L'affaire remonte à 2006, quand un membre du Gang des Barbares - condamné en appel à 18 ans de réclusion en 2010 pour avoir enlevé et torturé un jeune d'origine juive, Ilan Halimi, mort de ses blessures - a porté plainte, dénonçant une violation du secret de l'instruction, après la parution d'un article dans Le Monde.

Chargée d'instruire cette plainte, la magistrate Michèle Ganascia a ordonné à l'Inspection générale des services (IGS) de «procéder à toutes auditions, perquisitions, réquisitions et saisies utiles», affirme Le Monde.

L'IGS requiert alors les fadettes - sur plus d'un mois - des téléphones fixe et portable des deux signataires de l'article, Gérard Davet et Piotr Smolar.

Trois ans plus tard, la juge ordonne le placement sur écoutes de M. Davet pendant un mois, du 27 février au 27 mars 2009, selon Le Monde.

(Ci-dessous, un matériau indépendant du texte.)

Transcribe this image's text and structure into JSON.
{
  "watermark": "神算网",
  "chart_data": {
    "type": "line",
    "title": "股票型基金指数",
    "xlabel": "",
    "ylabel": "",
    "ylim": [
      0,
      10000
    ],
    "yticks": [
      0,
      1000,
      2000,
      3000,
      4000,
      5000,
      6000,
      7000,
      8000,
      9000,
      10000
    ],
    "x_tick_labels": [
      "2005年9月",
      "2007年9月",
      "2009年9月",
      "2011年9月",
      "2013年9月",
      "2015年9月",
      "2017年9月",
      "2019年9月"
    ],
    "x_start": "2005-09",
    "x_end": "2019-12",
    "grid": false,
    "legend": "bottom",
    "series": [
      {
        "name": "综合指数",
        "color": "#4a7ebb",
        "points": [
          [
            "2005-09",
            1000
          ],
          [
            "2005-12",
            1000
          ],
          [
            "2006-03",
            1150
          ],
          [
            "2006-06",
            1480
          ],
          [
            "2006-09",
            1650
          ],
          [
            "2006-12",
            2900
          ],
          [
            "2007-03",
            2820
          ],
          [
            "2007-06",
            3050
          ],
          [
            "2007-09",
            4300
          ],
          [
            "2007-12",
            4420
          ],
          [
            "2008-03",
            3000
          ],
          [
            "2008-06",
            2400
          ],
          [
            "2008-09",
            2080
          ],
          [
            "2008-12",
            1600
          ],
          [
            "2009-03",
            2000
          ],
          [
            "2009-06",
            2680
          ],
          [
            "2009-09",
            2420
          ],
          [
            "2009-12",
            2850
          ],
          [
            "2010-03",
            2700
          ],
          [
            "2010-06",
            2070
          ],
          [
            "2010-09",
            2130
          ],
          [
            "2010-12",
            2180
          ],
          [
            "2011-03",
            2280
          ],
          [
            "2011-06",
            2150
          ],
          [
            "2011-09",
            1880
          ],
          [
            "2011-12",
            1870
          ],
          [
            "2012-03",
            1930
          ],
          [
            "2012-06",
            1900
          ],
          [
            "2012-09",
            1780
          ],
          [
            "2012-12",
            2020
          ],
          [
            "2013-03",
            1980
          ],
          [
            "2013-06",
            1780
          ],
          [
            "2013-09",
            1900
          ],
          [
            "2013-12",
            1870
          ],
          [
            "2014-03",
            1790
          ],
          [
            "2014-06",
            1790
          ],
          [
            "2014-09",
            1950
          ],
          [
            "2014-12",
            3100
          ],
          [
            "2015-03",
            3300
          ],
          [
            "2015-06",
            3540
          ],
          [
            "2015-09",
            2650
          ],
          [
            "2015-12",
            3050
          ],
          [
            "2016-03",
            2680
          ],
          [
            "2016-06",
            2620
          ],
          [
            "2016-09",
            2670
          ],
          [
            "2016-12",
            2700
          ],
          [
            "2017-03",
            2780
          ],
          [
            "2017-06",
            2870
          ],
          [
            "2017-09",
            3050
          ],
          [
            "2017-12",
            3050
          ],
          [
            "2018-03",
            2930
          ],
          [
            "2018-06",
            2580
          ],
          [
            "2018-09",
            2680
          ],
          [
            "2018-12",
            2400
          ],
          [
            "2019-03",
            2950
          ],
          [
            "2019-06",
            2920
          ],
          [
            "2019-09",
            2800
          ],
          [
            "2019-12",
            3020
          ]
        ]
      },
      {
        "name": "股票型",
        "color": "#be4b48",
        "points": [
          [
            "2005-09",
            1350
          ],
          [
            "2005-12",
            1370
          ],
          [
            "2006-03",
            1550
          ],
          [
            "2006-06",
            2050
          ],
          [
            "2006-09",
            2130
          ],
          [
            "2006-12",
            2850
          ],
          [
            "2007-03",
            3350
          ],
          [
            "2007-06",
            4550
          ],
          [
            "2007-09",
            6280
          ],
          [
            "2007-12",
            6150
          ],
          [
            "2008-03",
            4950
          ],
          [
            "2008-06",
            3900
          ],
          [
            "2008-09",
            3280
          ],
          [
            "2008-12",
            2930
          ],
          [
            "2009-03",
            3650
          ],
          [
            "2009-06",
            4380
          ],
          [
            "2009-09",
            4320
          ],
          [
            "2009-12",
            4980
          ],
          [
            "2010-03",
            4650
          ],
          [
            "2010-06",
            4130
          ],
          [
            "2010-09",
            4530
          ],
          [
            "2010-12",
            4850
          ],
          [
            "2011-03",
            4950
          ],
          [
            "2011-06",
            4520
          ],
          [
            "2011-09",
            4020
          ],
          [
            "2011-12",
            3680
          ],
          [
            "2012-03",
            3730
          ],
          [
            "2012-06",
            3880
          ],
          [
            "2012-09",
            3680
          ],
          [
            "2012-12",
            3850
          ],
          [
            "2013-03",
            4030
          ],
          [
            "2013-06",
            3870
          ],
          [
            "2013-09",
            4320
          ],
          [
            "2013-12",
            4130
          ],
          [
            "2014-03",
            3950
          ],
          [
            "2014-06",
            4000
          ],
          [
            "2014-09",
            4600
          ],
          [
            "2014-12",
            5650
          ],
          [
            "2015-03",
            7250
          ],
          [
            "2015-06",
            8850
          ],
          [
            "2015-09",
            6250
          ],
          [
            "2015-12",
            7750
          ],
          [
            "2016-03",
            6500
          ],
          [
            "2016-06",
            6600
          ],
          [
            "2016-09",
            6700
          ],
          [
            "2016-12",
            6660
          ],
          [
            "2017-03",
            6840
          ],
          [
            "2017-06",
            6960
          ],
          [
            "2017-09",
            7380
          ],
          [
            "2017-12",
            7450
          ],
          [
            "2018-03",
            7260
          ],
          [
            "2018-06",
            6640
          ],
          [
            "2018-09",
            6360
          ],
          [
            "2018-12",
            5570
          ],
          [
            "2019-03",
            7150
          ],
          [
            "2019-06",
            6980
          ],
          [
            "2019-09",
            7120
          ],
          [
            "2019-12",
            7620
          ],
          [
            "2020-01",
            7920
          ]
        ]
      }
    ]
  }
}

Le Monde, qui dénonce une violation du principe du secret des sources, déposera un recours pour faire annuler les fadettes et écoutes téléphoniques, avant d'engager des «actions judiciaires appropriées», a indiqué à l'AFP son avocat, Me François Saint-Pierre.

«Nous voulons d'une part la vérité, à savoir comprendre pourquoi M. Davet a été espionné trois ans après la parution de son article, et d'autre part tracer une jurisprudence pour la protection des sources des journalistes», a déclaré Me Saint-Pierre.

Plusieurs affaires de «fadettes» ont récemment démontré les limites de la loi de 2010 censée protéger les sources de la presse.

L'ex-patron du renseignement intérieur, Bernard Squarcini, a été renvoyé en correctionnelle en juin pour avoir fait requérir et analyser les fadettes de M. Davet dans une autre affaire, à l'origine de révélations potentiellement embarrassantes pour le pouvoir sous la présidence de Nicolas Sarkozy.

Un nouveau texte censé améliorer la protection des sources des journalistes a été adopté en juin en Conseil des ministres. De nombreux médias et associations y ont toutefois vu de nombreuses régressions pour la liberté de la presse.